Saturday, September 26, 2020

Ban Ki Moon to Palestinian youth: "put down your weapons of despair"

By Cath And - October 22, 2015
Section: [Main News]
Tags: [UN]

After repeatedly expressing his concern about the escalation of violence in Israel and Palestine, UN Secretary-General Ban Ki-moon announced that he would travel to the region Tuesday “in an effort to help defuse the current tensions.”


A press statement released Tuesday stated that during the visit, the Secretary-General would meet with Israeli Prime Minister Benjamin Netanyahu and Palestinian President Mahmoud Abbas as well as with “Israeli and Palestinian victims of the recent hostilities and terror attacks.”


In a video message released Oct. 19, Ban stated that, “violence will only undermine the legitimate Palestinian aspirations for statehood and the longing of Israelis for security.”


Addressing the youth of Palestine, he stated “I understand your frustration. I know your hopes for peace have been dashed countless times.”


“You are angry at the continued occupation and expansion of settlements. Many of you are disappointed in your leaders and in us, the international community, because of our inability to end this occupation.”


He added “I am not asking you to be passive, but you must put down the weapons of despair.”


Ban stated that the people of both Israel and Palestine need “to see a political horizon to break this cycle of violence and fear.”


Later this week, U.S. Secretary of State John Kerry will also make a short visit to the region. He will meet with Netanyahu in Berlin Thursday and with Abbas and King Abdullah of Jordan Saturday.


In Berlin, Netanyahu will meet with EU Foreign Minister Federica Mogherini who is also making efforts to negotiate an end to the wave of violence.


One goal of Kerry’s meetings is to “upgrade and clarify” the understandings concerning Haram Al-Sharif, where Al-Aqsa mosque is located.


From mid-September, clashes began erupting in the Old City of Jerusalem and subsequently spread across the West Bank, Gaza and Israel after Israeli forces began imposing entrance restrictions for Muslims.


The Jordanian government has authority over the site, and a status quo had prevailed in which Muslims may pray at Al-Aqsa mosque, and Jews at the nearby Western Wall.


Many Palestinians began to fear in September that the Israeli authorities were attempting to alter this status quo and exert more control over the site.


During a news conference in Madrid, Kerry stated that it was important that the status quo was upheld and that “everybody understands what that means.”

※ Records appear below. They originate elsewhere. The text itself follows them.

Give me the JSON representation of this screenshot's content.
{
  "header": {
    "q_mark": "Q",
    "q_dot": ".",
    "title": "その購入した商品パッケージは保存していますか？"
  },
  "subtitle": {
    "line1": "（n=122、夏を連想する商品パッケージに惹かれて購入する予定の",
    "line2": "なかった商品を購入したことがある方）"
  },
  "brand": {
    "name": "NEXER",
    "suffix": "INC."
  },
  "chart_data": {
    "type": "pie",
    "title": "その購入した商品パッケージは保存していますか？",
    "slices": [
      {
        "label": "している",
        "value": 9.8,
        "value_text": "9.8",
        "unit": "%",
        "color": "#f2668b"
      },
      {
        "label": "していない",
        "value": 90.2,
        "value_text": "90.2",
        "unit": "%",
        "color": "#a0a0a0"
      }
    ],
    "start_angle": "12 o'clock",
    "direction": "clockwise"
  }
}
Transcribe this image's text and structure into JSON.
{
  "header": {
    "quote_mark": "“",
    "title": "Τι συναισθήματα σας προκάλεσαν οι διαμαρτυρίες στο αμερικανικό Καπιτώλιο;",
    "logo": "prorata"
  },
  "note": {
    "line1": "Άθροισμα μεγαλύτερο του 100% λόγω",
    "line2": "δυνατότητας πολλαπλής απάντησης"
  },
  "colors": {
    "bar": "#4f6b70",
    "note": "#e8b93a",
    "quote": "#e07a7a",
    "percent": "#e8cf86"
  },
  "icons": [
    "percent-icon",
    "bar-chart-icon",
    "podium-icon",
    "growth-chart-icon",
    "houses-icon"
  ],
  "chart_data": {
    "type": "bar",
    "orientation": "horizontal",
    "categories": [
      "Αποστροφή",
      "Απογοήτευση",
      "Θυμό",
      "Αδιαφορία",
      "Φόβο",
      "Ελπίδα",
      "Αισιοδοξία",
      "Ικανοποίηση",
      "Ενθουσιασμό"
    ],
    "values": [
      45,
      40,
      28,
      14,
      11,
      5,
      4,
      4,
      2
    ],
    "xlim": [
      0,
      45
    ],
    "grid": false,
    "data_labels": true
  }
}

On the first day of Ban Ki-moon’s visit, both Israeli President Reuven Rivlin and Prime Minister Benjamin Netanyahu met with the Secretary-General and discussed the situation at Haram al-Sharif.


President Rivlin met the Secretary-General at his residence Tuesday afternoon, and stated “The Temple Mount [Haram al-Sharif] is being held hostage by people who want to bring about a religious war. We cannot allow this. Israel has no war with Islam.”


Netanyahu met Ban in Jerusalem Tuesday evening and insisted that Israel is maintaining the status quo at Haram al-Sharif. He claimed that the violence of recent weeks could be traced to the fact that “President Abbas has joined ISIS and Hamas in claiming that Israel threatens the al-Aqsa mosque.”


During the meeting with Netanyahu, Ban expressed sympathy with those who had been killed and injured in the recent attacks in Israel, but he urged Netanyahu to respond without the excessive use of force, for which the Prime Minister and the Israeli army have been criticised in recent weeks.


“Security measures can be counterproductive if they are applied without special efforts to defuse situations before people lose their lives.  If the use of force is not properly calibrated, it may breed the very frustrations and anxieties, from which violence tends to erupt.”


After meeting with Netanyahu and Rivlin, Ban travelled to Ramallah to hold a joint press conference with Palestinian President Mahmoud Abbas.


Ban emphasised that “violence is not the way,” continuing, “violence will not bring a just and lasting peace, but will only push back the day when Palestinians will achieve statehood and both sides will live in peace and security.”


He continued to “urge Palestinians and Israelis alike to show courage and find their way back to a meaningful peace process.”


Former US President Bill Clinton, who contributed to the negotiations of the Oslo Accords in the early 90s, has stated that a peace deal between Israel and Palestine remains possible despite the violence of recent weeks.


Clinton believes this peace is still possible for the “simple reason that Israel is still worried about Iran,” he stated in an interview with Al Jazeera.


“Netanyahu is now in a better position than he has been in a long time to make some sort of more comprehensive agreement with the Palestinians, if - but only if - he can sell it as part of a rapprochement with people who will help them be secure against terror and Iran.”


During his visit, Ban stated that much of the violence which has escalated in recent weeks can be traced to a lack of faith in the peace process. Ban urged both sides to remember “there can be no de-escalation of violence without a re-emergence of hope.”